Ideas for your first automations:
- Daily morning pacing (every weekday 7 AM): "What's yesterday's spend, sales, ROAS, and TACOS vs the 7-day average? Flag any campaign whose ACOS jumped more than 20%. End with a two-sentence summary for the stand-up."
- Weekly top movers (every Monday 9 AM): "Summarize last week's top 10 keywords by spend, call out the biggest ROAS winners and losers, and draft a short recap I can paste into Slack."
- Hourly anomaly watch (every hour): "Check the last 3 hours across all campaigns — alert me if any campaign spent more than $50 with zero orders, or if CVR dropped below 1% on a campaign with >100 clicks."

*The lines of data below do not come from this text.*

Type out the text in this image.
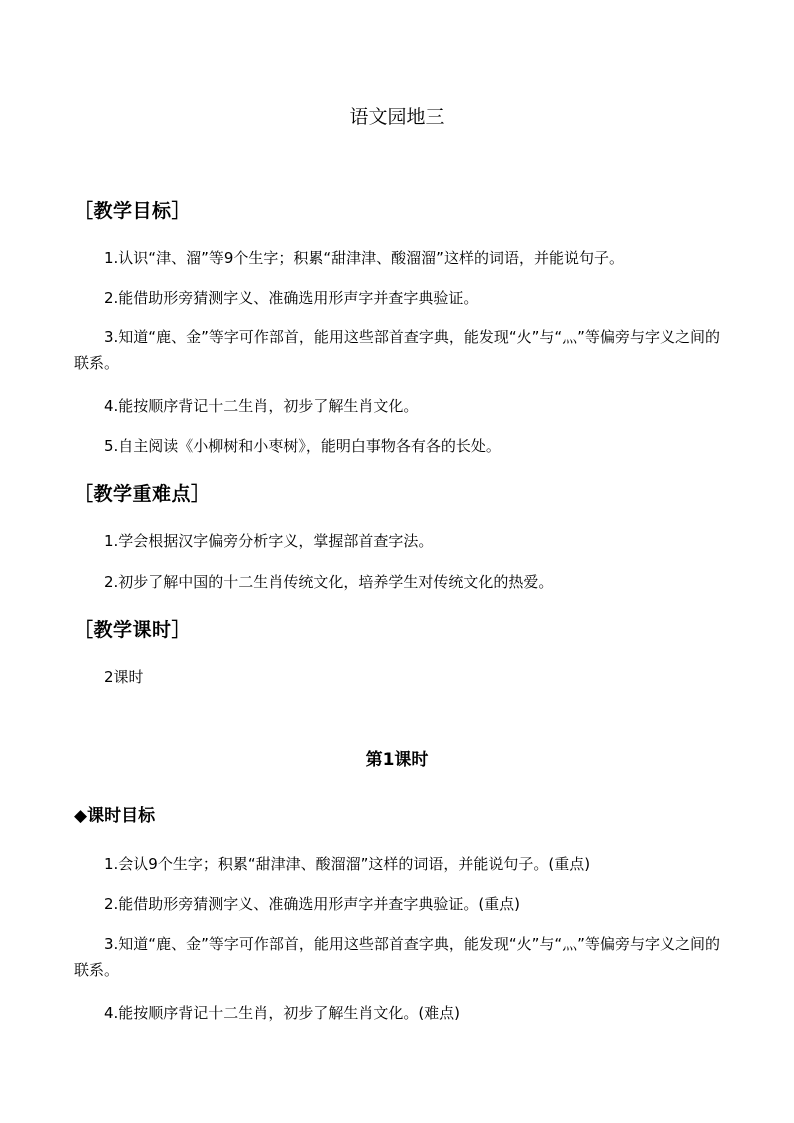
语文园地三
［教学目标］
1.认识“津、溜”等9个生字；积累“甜津津、酸溜溜”这样的词语，并能说句子。
2.能借助形旁猜测字义、准确选用形声字并查字典验证。
3.知道“鹿、金”等字可作部首，能用这些部首查字典，能发现“火”与“灬”等偏旁与字义之间的联系。
4.能按顺序背记十二生肖，初步了解生肖文化。
5.自主阅读《小柳树和小枣树》，能明白事物各有各的长处。
［教学重难点］
1.学会根据汉字偏旁分析字义，掌握部首查字法。
2.初步了解中国的十二生肖传统文化，培养学生对传统文化的热爱。
［教学课时］
2课时
第1课时
◆课时目标
1.会认9个生字；积累“甜津津、酸溜溜”这样的词语，并能说句子。(重点)
2.能借助形旁猜测字义、准确选用形声字并查字典验证。(重点)
3.知道“鹿、金”等字可作部首，能用这些部首查字典，能发现“火”与“灬”等偏旁与字义之间的联系。
4.能按顺序背记十二生肖，初步了解生肖文化。(难点)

- Listing health audit (weekly): "For my top 5 ASINs by spend, analyze the live listing against my best-performing search terms and suggest three title or bullet changes per ASIN."
- Bid-change debrief (daily): "List every keyword Laurence's bidding pipeline moved more than 25% in the last 24 hours, with the performance context that triggered it."
- Multi-store client recap (weekly, team-visible): "Draft a client-ready one-pager: this week's spend, sales, ROAS, TACOS, top movers, and one recommendation — per store."
Because automations run against the same live data layer Ask Laurence uses, store-level access rules still apply: a teammate who can't see a given store won't see that store's run, even inside a team-visible automation.
How to get started
There's nothing to install. If you're a Laurence customer, open the platform, click Ask Laurence in the sidebar, pick your store, and ask your first question. Conversations autosave, new ones start with a single click, and sharing is a button in the top-right of any thread.
Want to put a question on a schedule? Switch to the Automations tab at the top of the Ask page, click New automation, and you'll have a standing report running across every store you pick in under a minute.
Prefer your IDE? The same tools against the same live data are exposed over Laurence MCP, so you can ask the same questions inside Claude Code, Cursor, or Codex without leaving your terminal.